When we treat these lists like running text in manuscripts, we’re relying on editors and proofreaders to do menial, painstaking work better suited to computers. That work can be made far easier by working with lists as data.

Depending on your production software, you may be able to store glossaries and bibliographies in a spreadsheet or CSV file, or in a list-like format like YAML. For example, this is a snippet of a glossary stored as a YAML list from a textbook:

- term: "abatement"
  definition: "Practices to limit or reverse environmental damages."
  cross-reference: "See also: abatement policy."
- term: "abatement policy"
  definition: "A policy designed to reduce environmental damages."
  cross-reference: "See also: abatement."

Spreadsheets are also great for managing data. You can manage data in a Google Sheet, for instance, and then download it in CSV format for your production software to process. CSV stands for ‘comma-separated values’. A CSV file is a plain-text version of a spreadsheet, where each spreadsheet row is on a new line. Each cell on a line is separated by a comma. If a cell contains a comma, its contents are wrapped in quotation marks. For example:

Name,Age,Place of birth
Arthur,43,"Durban, South Africa"
Aidan,6,"Cape Town, South Africa"

If you store content in a Google Sheet, it’s also possible to fetch data from it automatically over the Internet using the Google Sheets API. This makes it possible to populate web and ebook pages in real time with up-to-the-minute data. Creating a script that fetches data automatically is a fairly simple job for a developer.

Directories and dictionaries

Sometimes, entire publications are databases. Directories and dictionaries are good examples. Established dictionary publishers already use databases to manage their content.

By storing entire books as databases, it becomes possible to create variations of the data that can become entirely new books. For instance, the same database that powers a school dictionary might be used to create a small book of science concepts for children.

And digital versions of the book can become more interactive. For example, a dictionary of baby names could easily become a baby-names app; or extended into an app that tells you the meanings of your phone contacts’ names.

Most good book-production software provides ways to import data and lay it out automatically in pages. Adobe InDesign can import XML and lay it out according to predefined style sheets. And our Electric Book template can import CSV or YAML data and lay it out on book pages and web pages automatically.

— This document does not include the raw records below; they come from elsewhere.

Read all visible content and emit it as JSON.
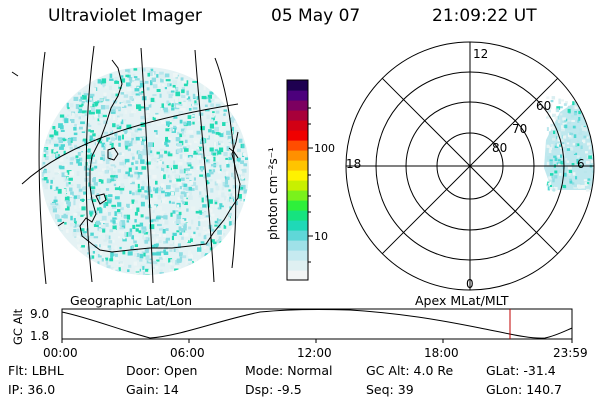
{
  "header": {
    "title": "Ultraviolet Imager",
    "date": "05 May 07",
    "time": "21:09:22 UT"
  },
  "colorbar": {
    "unit_label": "photon cm⁻²s⁻¹",
    "ticks": [
      "100",
      "10"
    ],
    "colors": [
      "#f3f5f5",
      "#dff0f2",
      "#c6eaf0",
      "#9fe1e8",
      "#5fd7d8",
      "#1fd9b7",
      "#16e37f",
      "#2ef03b",
      "#7af21c",
      "#c8f000",
      "#fff200",
      "#ffc400",
      "#ff9000",
      "#ff4d00",
      "#f00000",
      "#d20014",
      "#a8003a",
      "#7c0060",
      "#4c007c",
      "#1e0050"
    ]
  },
  "geo_map": {
    "label": "Geographic Lat/Lon",
    "swatch_colors": [
      "#d9eef1",
      "#b9e6ec",
      "#8fdde3",
      "#4ed7d3",
      "#22dbb4",
      "#e9f4f4",
      "#eef6f6"
    ]
  },
  "polar_plot": {
    "label": "Apex MLat/MLT",
    "mlt_labels": {
      "top": "12",
      "bottom": "0",
      "left": "18",
      "right": "6"
    },
    "lat_labels": [
      "60",
      "70",
      "80"
    ]
  },
  "altitude_plot": {
    "ylabel": "GC Alt",
    "yticks": [
      "9.0",
      "1.8"
    ],
    "xticks": [
      "00:00",
      "06:00",
      "12:00",
      "18:00",
      "23:59"
    ],
    "current_time_color": "#c00000"
  },
  "status": {
    "row1": [
      {
        "label": "Flt:",
        "value": "LBHL"
      },
      {
        "label": "Door:",
        "value": "Open"
      },
      {
        "label": "Mode:",
        "value": "Normal"
      },
      {
        "label": "GC Alt:",
        "value": "4.0 Re"
      },
      {
        "label": "GLat:",
        "value": "-31.4"
      }
    ],
    "row2": [
      {
        "label": "IP:",
        "value": "36.0"
      },
      {
        "label": "Gain:",
        "value": "14"
      },
      {
        "label": "Dsp:",
        "value": "-9.5"
      },
      {
        "label": "Seq:",
        "value": "39"
      },
      {
        "label": "GLon:",
        "value": "140.7"
      }
    ]
  }
}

To make this possible, look for opportunities to store book content in spreadsheets rather than text documents.

When you do this, you’re also forced (in a good way) to think carefully about the structure and consistency of your content.

Search indexes

If you’re creating website versions of your books, those websites might include a search function. Search can be very useful to readers, especially because digital formats of books rarely include indexes.

When you do, you may be involved in ensuring that its search index is up to date. Search indexes are built in different ways, but they usually comprise a database of:

  1. all the words, phrases, or parts of words and phrases, in a book, and
  2. a list of where those words or phrases appear.

They are usually generated automatically by software, which runs through the whole book and assembles the search index. An editor or web developer can usually adjust settings for that software, for instance giving extra importance to words in headings, or excluding certain common words (like ‘and’) from the search index.

In ebooks, a search function is usually built into the ereader software.